He korero whakarapopoto
What is New Zealand flax?
New Zealand flax is a big plant that grows in swamps. It has long, sword-shaped leaves that grow in a fan shape, and tall branches of flowers. Tūī and other birds love to feed on the flower’s nectar.
There are two species:
- harakeke or swamp flax – its scientific name is Phormium tenax
- wharariki or mountain flax – its scientific name is Phormium cookianum.
New Zealand flax is not related to linen flax.
How Māori used flax
If you take a sharp shell and scrape it along a flax leaf, you will remove the green flesh and be left with strong, white fibres called muka.
Māori spun muka into thread and used it to weave warm clothes and make ropes, fishing nets and many other things. They also used the whole leaves to weave baskets and mats.
They used the gum from the base of the leaves to heal wounds and the roots to make a disinfectant.
Flax was so important to Māori that when they were told that it didn’t grow in England, they said, ‘How is it possible to live there without it?’
The flax trade
When Europeans first visited New Zealand in the 1700s, they saw that flax fibre would make good rope for their sailing ships.
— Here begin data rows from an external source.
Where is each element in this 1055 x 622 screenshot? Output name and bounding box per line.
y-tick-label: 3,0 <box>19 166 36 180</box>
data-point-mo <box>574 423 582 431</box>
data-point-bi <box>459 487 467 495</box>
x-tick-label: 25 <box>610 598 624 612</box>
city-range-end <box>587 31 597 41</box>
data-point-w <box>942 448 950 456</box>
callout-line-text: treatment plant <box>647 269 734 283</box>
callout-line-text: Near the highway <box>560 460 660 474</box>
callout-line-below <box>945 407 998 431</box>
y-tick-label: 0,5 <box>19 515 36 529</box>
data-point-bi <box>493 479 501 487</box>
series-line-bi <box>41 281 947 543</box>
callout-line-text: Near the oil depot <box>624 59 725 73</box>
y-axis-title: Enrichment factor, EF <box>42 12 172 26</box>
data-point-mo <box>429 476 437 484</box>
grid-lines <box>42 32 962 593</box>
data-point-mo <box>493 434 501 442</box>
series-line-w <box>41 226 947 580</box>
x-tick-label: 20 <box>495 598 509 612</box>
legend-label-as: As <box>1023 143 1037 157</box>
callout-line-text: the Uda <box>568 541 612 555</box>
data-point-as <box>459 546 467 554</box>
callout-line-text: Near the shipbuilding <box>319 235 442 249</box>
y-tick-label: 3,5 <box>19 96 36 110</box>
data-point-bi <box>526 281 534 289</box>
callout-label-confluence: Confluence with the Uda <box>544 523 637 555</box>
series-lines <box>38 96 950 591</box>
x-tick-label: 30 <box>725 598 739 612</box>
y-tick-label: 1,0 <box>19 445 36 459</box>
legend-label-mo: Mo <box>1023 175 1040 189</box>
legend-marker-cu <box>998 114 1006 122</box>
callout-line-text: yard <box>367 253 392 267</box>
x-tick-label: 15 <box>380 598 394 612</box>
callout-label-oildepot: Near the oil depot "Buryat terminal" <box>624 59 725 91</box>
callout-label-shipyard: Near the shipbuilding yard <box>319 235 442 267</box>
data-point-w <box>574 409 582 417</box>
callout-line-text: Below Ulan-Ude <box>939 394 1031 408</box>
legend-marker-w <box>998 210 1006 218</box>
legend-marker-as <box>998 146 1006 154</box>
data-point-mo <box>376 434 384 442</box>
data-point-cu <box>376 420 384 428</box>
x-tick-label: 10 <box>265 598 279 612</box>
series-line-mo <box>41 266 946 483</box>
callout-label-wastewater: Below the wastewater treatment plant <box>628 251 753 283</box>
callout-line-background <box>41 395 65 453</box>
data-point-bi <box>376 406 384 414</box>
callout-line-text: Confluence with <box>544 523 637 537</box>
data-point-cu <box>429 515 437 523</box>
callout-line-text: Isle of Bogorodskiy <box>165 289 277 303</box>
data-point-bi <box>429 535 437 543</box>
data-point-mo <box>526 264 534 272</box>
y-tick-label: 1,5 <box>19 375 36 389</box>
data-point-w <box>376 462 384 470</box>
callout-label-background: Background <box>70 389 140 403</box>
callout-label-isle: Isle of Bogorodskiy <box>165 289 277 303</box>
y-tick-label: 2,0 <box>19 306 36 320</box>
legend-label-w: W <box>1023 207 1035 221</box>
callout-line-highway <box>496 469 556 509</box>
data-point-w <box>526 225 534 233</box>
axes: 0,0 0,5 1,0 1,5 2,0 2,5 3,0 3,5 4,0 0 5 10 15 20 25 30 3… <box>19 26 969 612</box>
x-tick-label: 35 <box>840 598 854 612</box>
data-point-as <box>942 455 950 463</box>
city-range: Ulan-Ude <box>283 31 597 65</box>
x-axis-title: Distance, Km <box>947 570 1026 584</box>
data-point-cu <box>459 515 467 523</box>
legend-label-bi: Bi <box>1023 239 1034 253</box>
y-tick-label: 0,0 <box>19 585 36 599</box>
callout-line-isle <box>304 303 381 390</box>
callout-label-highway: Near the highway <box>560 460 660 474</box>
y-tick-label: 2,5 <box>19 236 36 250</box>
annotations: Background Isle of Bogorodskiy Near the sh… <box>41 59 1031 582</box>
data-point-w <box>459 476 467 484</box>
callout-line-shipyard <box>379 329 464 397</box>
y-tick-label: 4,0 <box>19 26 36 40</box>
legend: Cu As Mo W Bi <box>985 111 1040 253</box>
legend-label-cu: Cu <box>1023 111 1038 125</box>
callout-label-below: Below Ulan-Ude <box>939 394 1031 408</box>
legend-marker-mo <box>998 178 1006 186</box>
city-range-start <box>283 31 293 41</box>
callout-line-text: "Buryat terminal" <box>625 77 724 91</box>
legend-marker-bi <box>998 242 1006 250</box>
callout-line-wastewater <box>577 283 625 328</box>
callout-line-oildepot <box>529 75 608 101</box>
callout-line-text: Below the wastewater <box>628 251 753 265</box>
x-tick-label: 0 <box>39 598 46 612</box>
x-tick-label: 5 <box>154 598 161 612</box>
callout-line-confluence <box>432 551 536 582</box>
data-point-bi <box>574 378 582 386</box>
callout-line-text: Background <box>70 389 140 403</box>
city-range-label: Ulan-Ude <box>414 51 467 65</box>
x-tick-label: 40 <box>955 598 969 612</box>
Māori began to barter muka for muskets and other European goods.
Flax mills and machines
In the 1860s, machines were invented to strip flax fibre from the leaves. This was much faster than doing it by hand. Flax mills were built, employing Māori and Europeans.
Working in a flax mill wasn’t much fun. It was loud and the workers got cold and wet washing the slimy fibre to clean it.
Gradually there was less demand for flax overseas. New Zealand factories began to make woolpacks, floor coverings and other items from flax. The last flax factory of this kind closed in 1985.
New uses for flax
Today, flax is used to make a new range of products, including high-quality paper. The gel from the base of the leaves is used to make face-creams. One day flax fibre might be mixed with wood or glass fibre to make building materials and furniture.